São testemunhos únicos sobre práticas de diagnóstico, observação e tratamento em psiquiatria, bem como sobre o quotidiano de doentes internados e em espaços de clausura.

As reproduções foram feitas a partir dos originais do acervo fotográfico do Hospital Miguel Bombarda, actualmente na Biblioteca do Hospital Júlio de Matos e recentemente classificado, já em 2025, como Conjunto de Interesse Público.

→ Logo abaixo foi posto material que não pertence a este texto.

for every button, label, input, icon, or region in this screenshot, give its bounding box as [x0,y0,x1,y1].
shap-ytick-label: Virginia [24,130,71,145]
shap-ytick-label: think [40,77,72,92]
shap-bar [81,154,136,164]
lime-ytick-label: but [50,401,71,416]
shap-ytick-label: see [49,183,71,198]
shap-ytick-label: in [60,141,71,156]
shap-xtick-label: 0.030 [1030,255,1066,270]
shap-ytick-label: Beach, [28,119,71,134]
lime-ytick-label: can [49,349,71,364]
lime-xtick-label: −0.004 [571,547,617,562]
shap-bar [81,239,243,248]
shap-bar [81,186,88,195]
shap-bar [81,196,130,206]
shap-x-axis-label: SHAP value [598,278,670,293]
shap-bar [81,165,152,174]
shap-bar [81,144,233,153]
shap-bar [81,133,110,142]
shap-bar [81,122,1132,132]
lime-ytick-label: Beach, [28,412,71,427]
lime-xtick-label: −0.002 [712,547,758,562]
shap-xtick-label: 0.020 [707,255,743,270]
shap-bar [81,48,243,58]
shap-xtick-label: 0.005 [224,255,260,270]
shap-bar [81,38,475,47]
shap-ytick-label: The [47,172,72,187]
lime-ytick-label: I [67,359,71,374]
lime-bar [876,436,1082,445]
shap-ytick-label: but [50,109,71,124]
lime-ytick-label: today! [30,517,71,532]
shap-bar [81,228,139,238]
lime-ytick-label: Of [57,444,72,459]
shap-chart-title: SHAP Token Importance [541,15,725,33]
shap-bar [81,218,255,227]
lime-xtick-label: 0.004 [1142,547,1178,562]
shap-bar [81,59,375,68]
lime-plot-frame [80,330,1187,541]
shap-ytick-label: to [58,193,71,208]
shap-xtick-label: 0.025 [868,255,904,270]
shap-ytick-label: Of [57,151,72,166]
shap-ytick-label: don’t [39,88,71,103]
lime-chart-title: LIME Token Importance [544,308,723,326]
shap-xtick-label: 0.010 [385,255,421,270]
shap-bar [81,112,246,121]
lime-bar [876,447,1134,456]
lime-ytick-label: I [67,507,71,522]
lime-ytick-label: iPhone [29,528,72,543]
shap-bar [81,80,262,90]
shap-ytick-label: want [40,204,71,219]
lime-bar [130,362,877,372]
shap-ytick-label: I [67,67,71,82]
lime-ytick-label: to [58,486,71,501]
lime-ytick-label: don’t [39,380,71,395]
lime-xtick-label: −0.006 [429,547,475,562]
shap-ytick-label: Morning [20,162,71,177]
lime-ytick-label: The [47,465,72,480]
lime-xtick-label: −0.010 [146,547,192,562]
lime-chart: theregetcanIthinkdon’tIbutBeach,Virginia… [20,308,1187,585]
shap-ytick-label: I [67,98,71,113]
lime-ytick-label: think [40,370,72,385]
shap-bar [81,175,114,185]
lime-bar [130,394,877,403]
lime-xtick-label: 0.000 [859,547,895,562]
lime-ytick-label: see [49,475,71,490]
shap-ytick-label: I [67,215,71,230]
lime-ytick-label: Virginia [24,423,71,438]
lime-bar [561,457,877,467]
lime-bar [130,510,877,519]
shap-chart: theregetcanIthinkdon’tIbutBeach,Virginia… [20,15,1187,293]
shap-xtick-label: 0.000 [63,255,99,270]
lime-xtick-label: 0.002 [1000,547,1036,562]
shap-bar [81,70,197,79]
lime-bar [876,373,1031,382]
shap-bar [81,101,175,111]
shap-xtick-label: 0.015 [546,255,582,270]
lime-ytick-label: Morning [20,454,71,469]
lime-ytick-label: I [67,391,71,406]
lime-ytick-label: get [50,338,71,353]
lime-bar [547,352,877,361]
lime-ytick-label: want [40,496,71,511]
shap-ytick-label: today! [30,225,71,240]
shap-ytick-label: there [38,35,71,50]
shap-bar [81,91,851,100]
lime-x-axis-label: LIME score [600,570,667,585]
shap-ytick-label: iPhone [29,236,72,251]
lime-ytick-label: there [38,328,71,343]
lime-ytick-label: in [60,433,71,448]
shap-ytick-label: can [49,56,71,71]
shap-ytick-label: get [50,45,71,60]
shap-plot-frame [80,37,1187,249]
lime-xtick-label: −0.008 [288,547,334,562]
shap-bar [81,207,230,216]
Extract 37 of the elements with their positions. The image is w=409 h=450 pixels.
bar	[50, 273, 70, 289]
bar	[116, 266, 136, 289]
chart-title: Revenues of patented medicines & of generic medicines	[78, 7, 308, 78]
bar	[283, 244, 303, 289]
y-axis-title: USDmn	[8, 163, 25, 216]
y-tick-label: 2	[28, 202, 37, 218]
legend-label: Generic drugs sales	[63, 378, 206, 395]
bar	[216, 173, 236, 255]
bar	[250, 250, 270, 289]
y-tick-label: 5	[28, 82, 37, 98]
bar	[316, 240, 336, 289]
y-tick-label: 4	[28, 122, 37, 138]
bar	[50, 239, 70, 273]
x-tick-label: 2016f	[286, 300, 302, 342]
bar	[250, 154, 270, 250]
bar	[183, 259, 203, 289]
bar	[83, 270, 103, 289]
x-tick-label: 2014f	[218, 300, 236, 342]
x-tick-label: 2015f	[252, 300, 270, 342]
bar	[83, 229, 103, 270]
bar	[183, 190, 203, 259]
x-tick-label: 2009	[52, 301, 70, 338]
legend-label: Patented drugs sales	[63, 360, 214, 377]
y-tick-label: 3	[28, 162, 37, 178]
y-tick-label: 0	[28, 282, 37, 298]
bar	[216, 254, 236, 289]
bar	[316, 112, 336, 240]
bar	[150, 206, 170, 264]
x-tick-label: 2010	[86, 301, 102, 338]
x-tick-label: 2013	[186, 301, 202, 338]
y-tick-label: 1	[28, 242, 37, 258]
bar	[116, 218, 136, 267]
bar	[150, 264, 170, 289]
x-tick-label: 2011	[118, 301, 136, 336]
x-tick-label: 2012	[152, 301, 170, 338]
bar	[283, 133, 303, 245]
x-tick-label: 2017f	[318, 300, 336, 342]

O espólio, constituído por fotografias feitas entre finais do século XIX e meados do século XX, tem cerca de 5500 fotografias inventariadas (2010).

Esta escolha corresponde apenas a cerca de 0,5% do total e são o resultado de um processo de observação lento e metódico, pois cada fotografia vista carrega uma vida, ou uma história em silêncio, revelada no olhar e na postura dos retratados.

A fotografia médica deste período histórico procurava apreender a doença mental através do corpo e da expressão, servindo como registo clínico e ferramenta de análise.

O tempo, porém, transformou o sentido destas imagens, devolvendo-nos hoje, o olhar dos próprios retratados.

São olhares que resistem.

São corpos presentes que se desnudam na sua fragilidade.

São momentos por vezes insólitos.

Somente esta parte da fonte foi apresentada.